I decided to make this installment of Accidentally car-free part recreational, part professional. So I packed up my laptop and a few other work supplies and walked over to the Chattahoochee Coffee Company at the Eddy at Riverview Landing.
I love coffee shops. I love meeting people in coffee shops, working in coffee shops, and getting to know regulars in coffee shops. I’ve underutilized Chattahoochee Coffee Company, and I plan to remedy that, starting with this walk. Having a coffee shop within walking distance is a treasure.
According to Google Maps, the route I took made the one-way trip 1.7 miles, but I added a good bit of distance to the round-trip by exploring the industrial cul de sacs west of Riverview Road.
The route I took was Brookside Dr. -> Roberts Drive -> Oakdale Road -> Dickerson Drive -> Riverview Road.
The first mile of the trip was in typical suburban subdivision like the photo below.
The notable thing about the whole walk was that there are a number of steep hills like this one at the top of Roberts Drive as it intersects with Oakdale Road.
Dickerson Drive is interesting because it is one of the last remnants of the semi-rural roads that covered South Cobb as recently as the 1980s. The sad thing is the wooded area in the steep dropoff has become a dumping area for old furniture, tires, and the normal kinds of smaller litter people throw from cars.
One of the traits of driving everywhere is that you don’t necessarily notice things like this, and if a problem is never noticed, it never gets fixed.
The bottom of Dickerson Drive features a few of the industrial sites that still dominate large parts of Riverview Road.

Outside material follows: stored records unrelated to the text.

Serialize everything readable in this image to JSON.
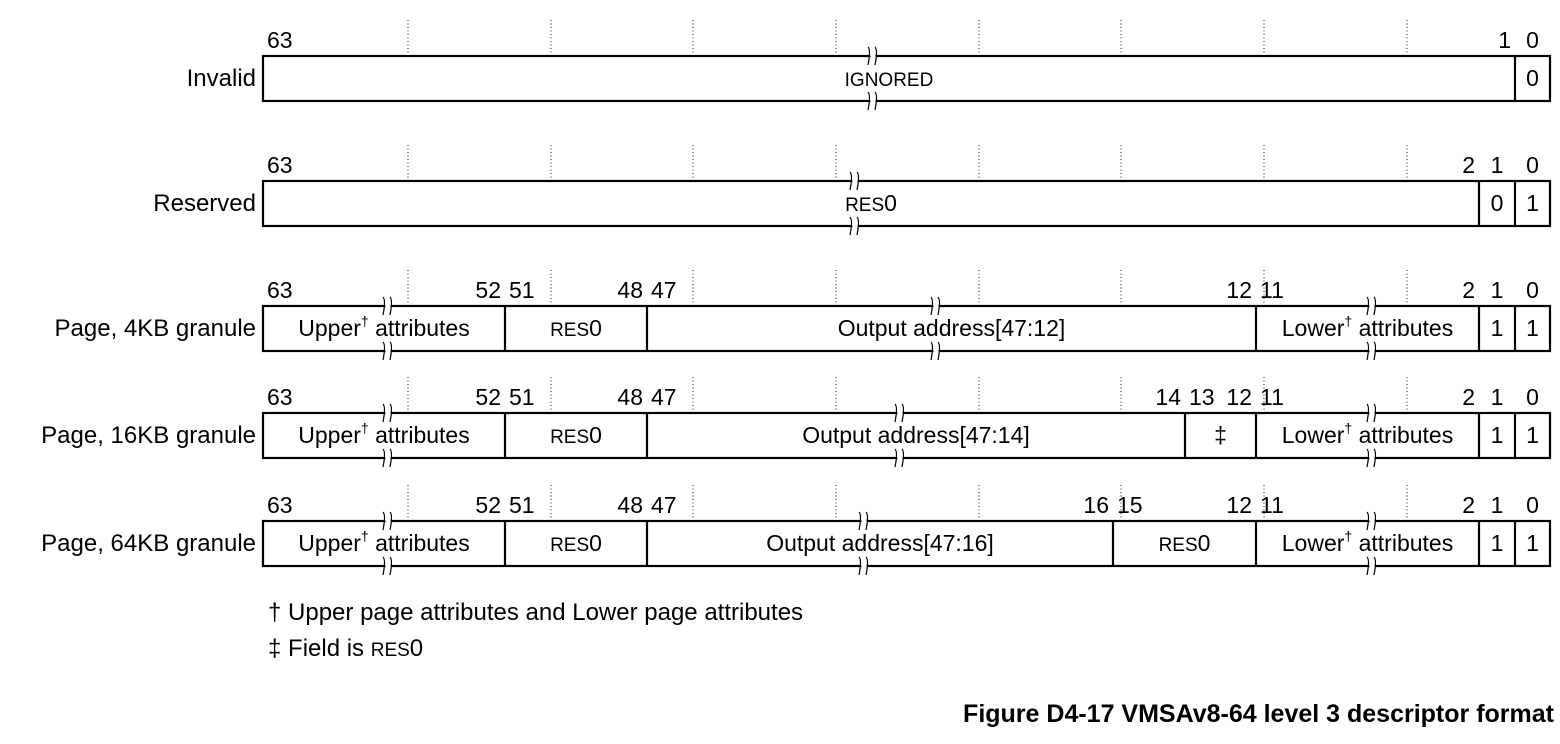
{
  "descriptors": [
    {
      "label": "Invalid",
      "bits": [
        {
          "text": "63",
          "at": 63,
          "side": "left"
        },
        {
          "text": "1",
          "at": 1,
          "side": "right"
        },
        {
          "text": "0",
          "at": 0,
          "side": "center"
        }
      ],
      "fields": [
        {
          "hi": 63,
          "lo": 1,
          "text": "IGNORED",
          "style": "smallcaps",
          "break": true
        },
        {
          "hi": 0,
          "lo": 0,
          "text": "0"
        }
      ]
    },
    {
      "label": "Reserved",
      "bits": [
        {
          "text": "63",
          "at": 63,
          "side": "left"
        },
        {
          "text": "2",
          "at": 2,
          "side": "right"
        },
        {
          "text": "1",
          "at": 1,
          "side": "center"
        },
        {
          "text": "0",
          "at": 0,
          "side": "center"
        }
      ],
      "fields": [
        {
          "hi": 63,
          "lo": 2,
          "text": "RES0",
          "style": "res0",
          "break": true
        },
        {
          "hi": 1,
          "lo": 1,
          "text": "0"
        },
        {
          "hi": 0,
          "lo": 0,
          "text": "1"
        }
      ]
    },
    {
      "label": "Page, 4KB granule",
      "bits": [
        {
          "text": "63",
          "at": 63,
          "side": "left"
        },
        {
          "text": "52",
          "at": 52,
          "side": "right"
        },
        {
          "text": "51",
          "at": 51,
          "side": "left"
        },
        {
          "text": "48",
          "at": 48,
          "side": "right"
        },
        {
          "text": "47",
          "at": 47,
          "side": "left"
        },
        {
          "text": "12",
          "at": 12,
          "side": "right"
        },
        {
          "text": "11",
          "at": 11,
          "side": "left"
        },
        {
          "text": "2",
          "at": 2,
          "side": "right"
        },
        {
          "text": "1",
          "at": 1,
          "side": "center"
        },
        {
          "text": "0",
          "at": 0,
          "side": "center"
        }
      ],
      "fields": [
        {
          "hi": 63,
          "lo": 52,
          "text": "Upper",
          "sup": "†",
          "text2": " attributes",
          "break": true
        },
        {
          "hi": 51,
          "lo": 48,
          "text": "RES0",
          "style": "res0"
        },
        {
          "hi": 47,
          "lo": 12,
          "text": "Output address[47:12]",
          "break": true
        },
        {
          "hi": 11,
          "lo": 2,
          "text": "Lower",
          "sup": "†",
          "text2": " attributes",
          "break": true
        },
        {
          "hi": 1,
          "lo": 1,
          "text": "1"
        },
        {
          "hi": 0,
          "lo": 0,
          "text": "1"
        }
      ]
    },
    {
      "label": "Page, 16KB granule",
      "bits": [
        {
          "text": "63",
          "at": 63,
          "side": "left"
        },
        {
          "text": "52",
          "at": 52,
          "side": "right"
        },
        {
          "text": "51",
          "at": 51,
          "side": "left"
        },
        {
          "text": "48",
          "at": 48,
          "side": "right"
        },
        {
          "text": "47",
          "at": 47,
          "side": "left"
        },
        {
          "text": "14",
          "at": 14,
          "side": "right"
        },
        {
          "text": "13",
          "at": 13,
          "side": "left"
        },
        {
          "text": "12",
          "at": 12,
          "side": "right"
        },
        {
          "text": "11",
          "at": 11,
          "side": "left"
        },
        {
          "text": "2",
          "at": 2,
          "side": "right"
        },
        {
          "text": "1",
          "at": 1,
          "side": "center"
        },
        {
          "text": "0",
          "at": 0,
          "side": "center"
        }
      ],
      "fields": [
        {
          "hi": 63,
          "lo": 52,
          "text": "Upper",
          "sup": "†",
          "text2": " attributes",
          "break": true
        },
        {
          "hi": 51,
          "lo": 48,
          "text": "RES0",
          "style": "res0"
        },
        {
          "hi": 47,
          "lo": 14,
          "text": "Output address[47:14]",
          "break": true
        },
        {
          "hi": 13,
          "lo": 12,
          "text": "‡"
        },
        {
          "hi": 11,
          "lo": 2,
          "text": "Lower",
          "sup": "†",
          "text2": " attributes",
          "break": true
        },
        {
          "hi": 1,
          "lo": 1,
          "text": "1"
        },
        {
          "hi": 0,
          "lo": 0,
          "text": "1"
        }
      ]
    },
    {
      "label": "Page, 64KB granule",
      "bits": [
        {
          "text": "63",
          "at": 63,
          "side": "left"
        },
        {
          "text": "52",
          "at": 52,
          "side": "right"
        },
        {
          "text": "51",
          "at": 51,
          "side": "left"
        },
        {
          "text": "48",
          "at": 48,
          "side": "right"
        },
        {
          "text": "47",
          "at": 47,
          "side": "left"
        },
        {
          "text": "16",
          "at": 16,
          "side": "right"
        },
        {
          "text": "15",
          "at": 15,
          "side": "left"
        },
        {
          "text": "12",
          "at": 12,
          "side": "right"
        },
        {
          "text": "11",
          "at": 11,
          "side": "left"
        },
        {
          "text": "2",
          "at": 2,
          "side": "right"
        },
        {
          "text": "1",
          "at": 1,
          "side": "center"
        },
        {
          "text": "0",
          "at": 0,
          "side": "center"
        }
      ],
      "fields": [
        {
          "hi": 63,
          "lo": 52,
          "text": "Upper",
          "sup": "†",
          "text2": " attributes",
          "break": true
        },
        {
          "hi": 51,
          "lo": 48,
          "text": "RES0",
          "style": "res0"
        },
        {
          "hi": 47,
          "lo": 16,
          "text": "Output address[47:16]",
          "break": true
        },
        {
          "hi": 15,
          "lo": 12,
          "text": "RES0",
          "style": "res0"
        },
        {
          "hi": 11,
          "lo": 2,
          "text": "Lower",
          "sup": "†",
          "text2": " attributes",
          "break": true
        },
        {
          "hi": 1,
          "lo": 1,
          "text": "1"
        },
        {
          "hi": 0,
          "lo": 0,
          "text": "1"
        }
      ]
    }
  ],
  "notes": {
    "dagger": {
      "mark": "†",
      "text": "Upper page attributes and Lower page attributes"
    },
    "ddagger": {
      "mark": "‡",
      "text_before": "Field is ",
      "res0": "RES0"
    }
  },
  "caption": "Figure D4-17 VMSAv8-64 level 3 descriptor format"
}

As I rounded the corner onto Riverview Road, both the finished parts of Riverview Landing and what seems like the perpetual construction of new buildings came into view.
I really do hate to dwell on the negative things I see along my routes, because the walks are for the most part enjoyable, but I have to point out things like this.
The image below is of a nearly new mixed-use path crushed by either trucks or heavy construction equipment parked on them. This isn’t the only one of these. There are several along the section of path closest to Dickerson Drive, where it ends. Constructing the path only to have it crushed by equipment involved in building out the same mixed-use project is really pretty insane.
When I worked in construction and related industries, we didn’t really have to be told “don’t damage the existing work,” but if we did damage something, the subcontractor we worked for was responsible for the repairs.
So now we arrive at the good part.
I bought a cup of coffee, sat at one of the outside tables, and worked outside, switching to iced tea later. It was a bit cloudy, and occasionally a tractor-trailer would roar by, but overall the experience reminded me of living a block from Joe’s Coffee in East Atlanta, before marriage and work brought me to Cobb County.
After I’d worked for a couple of hours, I wandered around back, and learned something I didn’t know. Smyrna built a city park adjacent to the river and the development, but I had never checked to see what Smyrna had named the park.
Mystery solved. It’s Riverview Park, which is the obvious name for it. This is the bandstand in front of rows of bleachers.
I wandered around the edge of the river, taking photos of things I’d photographed many times before, explored some of the industrial cul de sacs on the opposite side of Riverview Road, then made the trek back home.
In the next article I intend to turn my attention to cycling, beginning with pulling my bike out of the garage, inventorying my supplies, and seeing whether I can do enough maintenance on it myself to get it roadworthy.
While I can do a lot of my grocery shopping by foot, the bicycle will extend my reach considerably.